Yayasan Karima, led by Ida Royani, is a step in the right
direction, not only to supervise busana Muslim esthetics but to
strengthen the movement, said Kusandi.

"We want not only to help ourselves but also struggling busana
Muslim designers. We should share our success," Kusnadi said.

The success is currently shared mainly by women. This year
Taruna Kusmayadi and Yongki Suadi joined Mahendra and Raizal Rais
in the trade, but, unlike the male-dominated mainstream fashion
industry, busana Muslim business is a female domain. Kusnadi sees
this trend as "merely a coincidence".

"Yayasan Karima just wants to gather designers who concentrate
on busana Muslim. Many other designers design mainstream
collections as well as busana Muslim, so their minds are on other
things," Kusnadi said. She disagrees that gender discrimination
plays a role.

"The male designers work very well with us ibu-ibu
(housewives). Taruna is always offering advice on trends and
marketing," said Kusnadi.

That advice is needed for the industry to achieve economies of
scale. Despite strong sales at outlets like Pasaraya and Cinere
Mall, busana Muslim is still very much a home industry. The
average designer, like Kusnadi, produces 200 to 300 pieces a
month. Feni Mustafa, regarded as a large-scale manufacturer,
produces 750 pieces a month outside the Ramadhan season.
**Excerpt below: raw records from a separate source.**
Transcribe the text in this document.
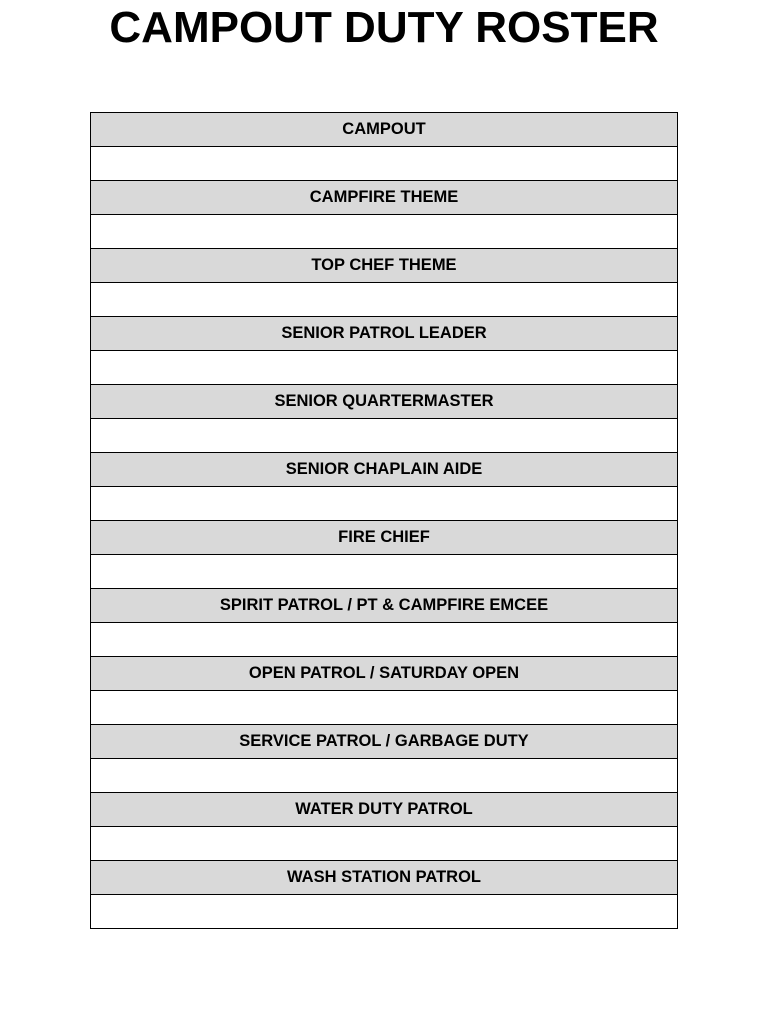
CAMPOUT DUTY ROSTER
CAMPOUT

CAMPFIRE THEME

TOP CHEF THEME

SENIOR PATROL LEADER

SENIOR QUARTERMASTER

SENIOR CHAPLAIN AIDE

FIRE CHIEF

SPIRIT PATROL / PT & CAMPFIRE EMCEE

OPEN PATROL / SATURDAY OPEN

SERVICE PATROL / GARBAGE DUTY

WATER DUTY PATROL

WASH STATION PATROL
The
designers work out of small studios and employ under a dozen
seamstresses.

The small-scale production impedes expansion and limits the
market.

"We're saving up to start a teenage busana Muslim counter, but
it will take awhile," said Kusnadi. Currently, busana Muslim
designers count on upper-middle class housewives as customers.
They will pay between Rp 200,000 and Rp 800,000 for an outfit.

Trendy and youthful Muslim fashions will have to wait.

"You have to lower prices to break into the teenage market,"
said Kusnadi.

Anne Rufaidah, whose Rp 100 million collection was destroyed
during the floods this year, says it's not an easy business,
especially when trying to break the mass market.

"If we sell to stores, we only get a quarter of the profits,"
said Rufaidah.

"We don't have the capacity to produce anything cheaper yet,"
added Mahendra. Rais is among one of the few designers making
inroads with fashionable Moslem teens.

"I'm working with one of the teen magazines to promote busana
Muslim," said Rais.

The opening of the teenage market makes room for more
competition -- competition that is surprisingly welcome. True to
Moslem teachings, busana Muslim designers exercise a modesty that
has escaped the mainstream rag trade. Many designers entered the
business owing to personal conviction, and persevere with the
same religious piety.

Rufaidah began designing in 1981 when she decided to wear a
jilbab.

"According to the Koran, your behavior, speech and actions
should be in line with ibadah (religious devotion). I wanted my
work to follow ibadah," said Rufaidah.

Religious devotion serves not only as inspiration, but as
mental support.

"Competition is definitely increasing, but I'm not scared,"
said Kusnadi. "God is fair with fortune, so if your designs are
good, Insya Allah (God willing) it will sell," she said.